What is a function parameter =[] for?

[Chris Angelico]

On Fri, Nov 20, 2015 at 5:19 AM, BartC <bc at freeuk.com> wrote:
> Yes. In the languages I create, pretty much everything is mutable, provided
> it can supply an l-value. Constructs such as those for empty lists ([] in
> Python, () in mine) aren't l-values.
>
> But it doesn't apply default values. The language is very different however,
> because the byte-code compiler always has full knowledge of functions that
> are called directly. Then it knows when an argument is omitted, and can
> simply substitute the expression used as the default.

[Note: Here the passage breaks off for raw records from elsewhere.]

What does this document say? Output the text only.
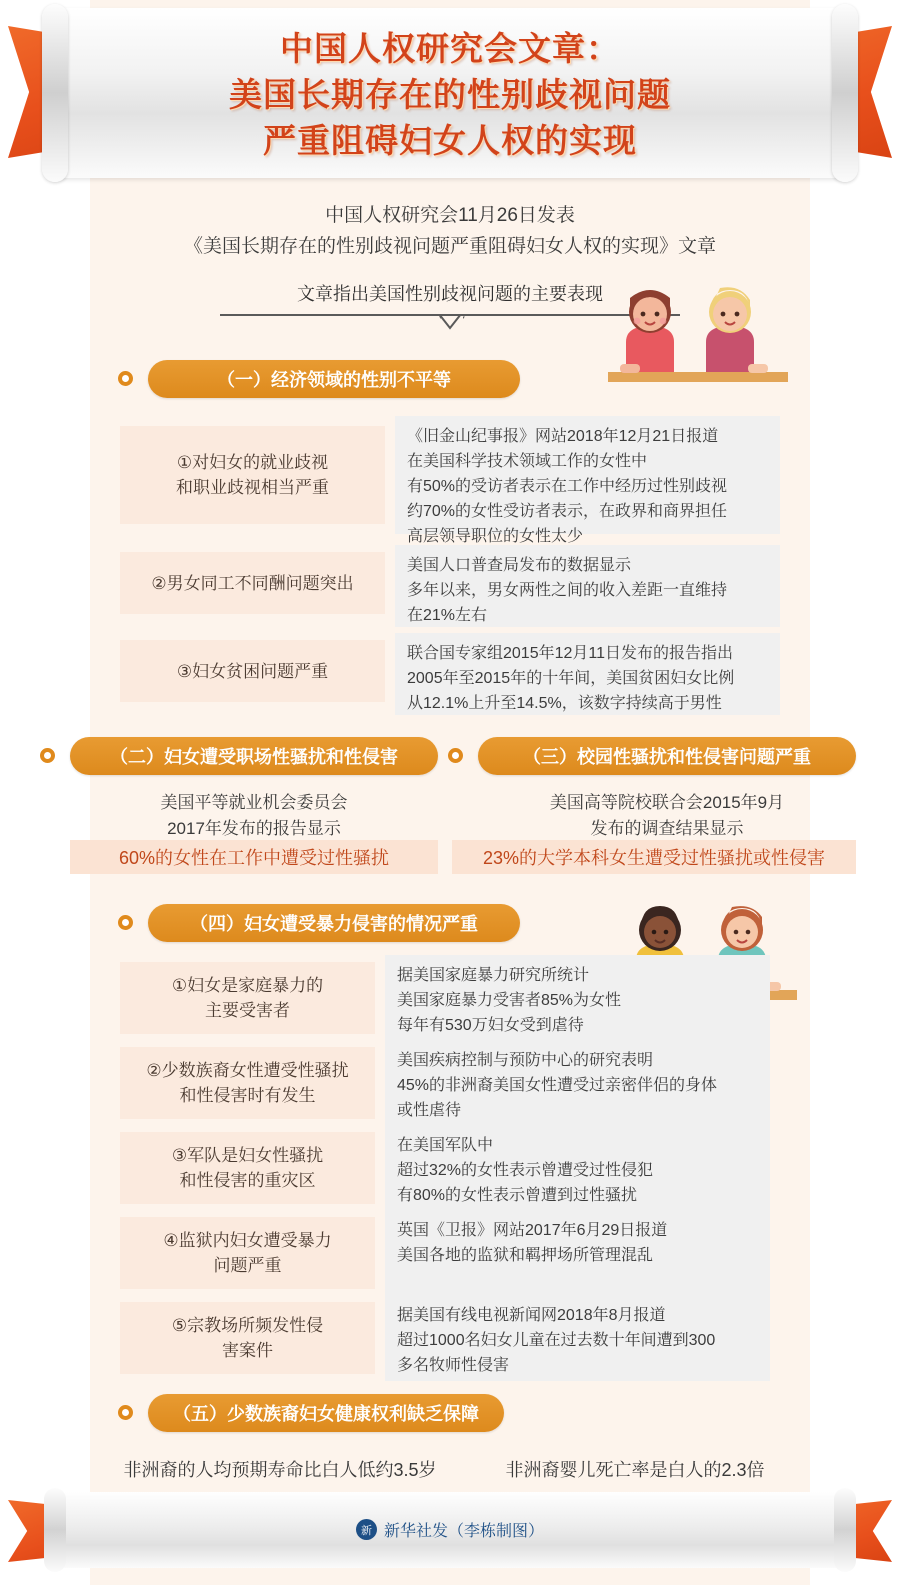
中国人权研究会文章：
美国长期存在的性别歧视问题
严重阻碍妇女人权的实现
中国人权研究会11月26日发表
《美国长期存在的性别歧视问题严重阻碍妇女人权的实现》文章
文章指出美国性别歧视问题的主要表现
（一）经济领域的性别不平等
①对妇女的就业歧视
和职业歧视相当严重
《旧金山纪事报》网站2018年12月21日报道
在美国科学技术领域工作的女性中
有50%的受访者表示在工作中经历过性别歧视
约70%的女性受访者表示，在政界和商界担任
高层领导职位的女性太少
②男女同工不同酬问题突出
美国人口普查局发布的数据显示
多年以来，男女两性之间的收入差距一直维持
在21%左右
③妇女贫困问题严重
联合国专家组2015年12月11日发布的报告指出
2005年至2015年的十年间，美国贫困妇女比例
从12.1%上升至14.5%，该数字持续高于男性
（二）妇女遭受职场性骚扰和性侵害
美国平等就业机会委员会
2017年发布的报告显示
60%的女性在工作中遭受过性骚扰
（三）校园性骚扰和性侵害问题严重
美国高等院校联合会2015年9月
发布的调查结果显示
23%的大学本科女生遭受过性骚扰或性侵害
（四）妇女遭受暴力侵害的情况严重
①妇女是家庭暴力的
主要受害者
据美国家庭暴力研究所统计
美国家庭暴力受害者85%为女性
每年有530万妇女受到虐待
②少数族裔女性遭受性骚扰
和性侵害时有发生
美国疾病控制与预防中心的研究表明
45%的非洲裔美国女性遭受过亲密伴侣的身体
或性虐待
③军队是妇女性骚扰
和性侵害的重灾区
在美国军队中
超过32%的女性表示曾遭受过性侵犯
有80%的女性表示曾遭到过性骚扰
④监狱内妇女遭受暴力
问题严重
英国《卫报》网站2017年6月29日报道
美国各地的监狱和羁押场所管理混乱
⑤宗教场所频发性侵
害案件
据美国有线电视新闻网2018年8月报道
超过1000名妇女儿童在过去数十年间遭到300
多名牧师性侵害
（五）少数族裔妇女健康权利缺乏保障
非洲裔的人均预期寿命比白人低约3.5岁	非洲裔婴儿死亡率是白人的2.3倍
新 新华社发（李栋制图）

In other words, your language uses late binding by default. That's
fine; it's a design choice that you've made one way and Python's made
the other way. It's on par with design choices like whether adding a
string and an integer implicitly stringifies the int, or raises an
error. I know several good languages that have taken each of those
choices.

But every choice has consequences. Steven gave you a few examples of
the consequences of late-binding default arguments. For example, can
you translate this into (one of) your language(s), and explain the
semantics of the late binding?

# scope 1: can be a module, an inner function, whatever
y = 42
def func(x=y):
    return x
def change_y():
    global y # affect the one in this scope
    y = 28

# scope 2: another module/function/etc
from scope1 import func # gain access, however that's done

change_y()
y = 7
func()


Should this return 7, 28, or 42? Early binding demands 42, which is
nice and simple: you don't need to look anywhere outside the
function's own definition to grok its defaults. The default is stable
(it won't change from one run to another - it'll always be the same
object). Scope-recognizing late binding would use 28; it re-evaluates
the expression 'y' in its original scope. This one makes the most
sense to me, of all late-bind semantics; it also happens to be the
same semantics as you get if you do the classic "if x is None: x=y"
late-bind in Python, modulo the effect of the nested scope. But you're
saying that it "simply substitute[s] the expression", which would mean
that "func()" is exactly the same as "func(y)". A function default
argument is therefore able to STEAL STUFF FROM THE CALLER'S SCOPE.
Sorry for shouting, but if that ain't bizarre, I don't know what is.

ChrisA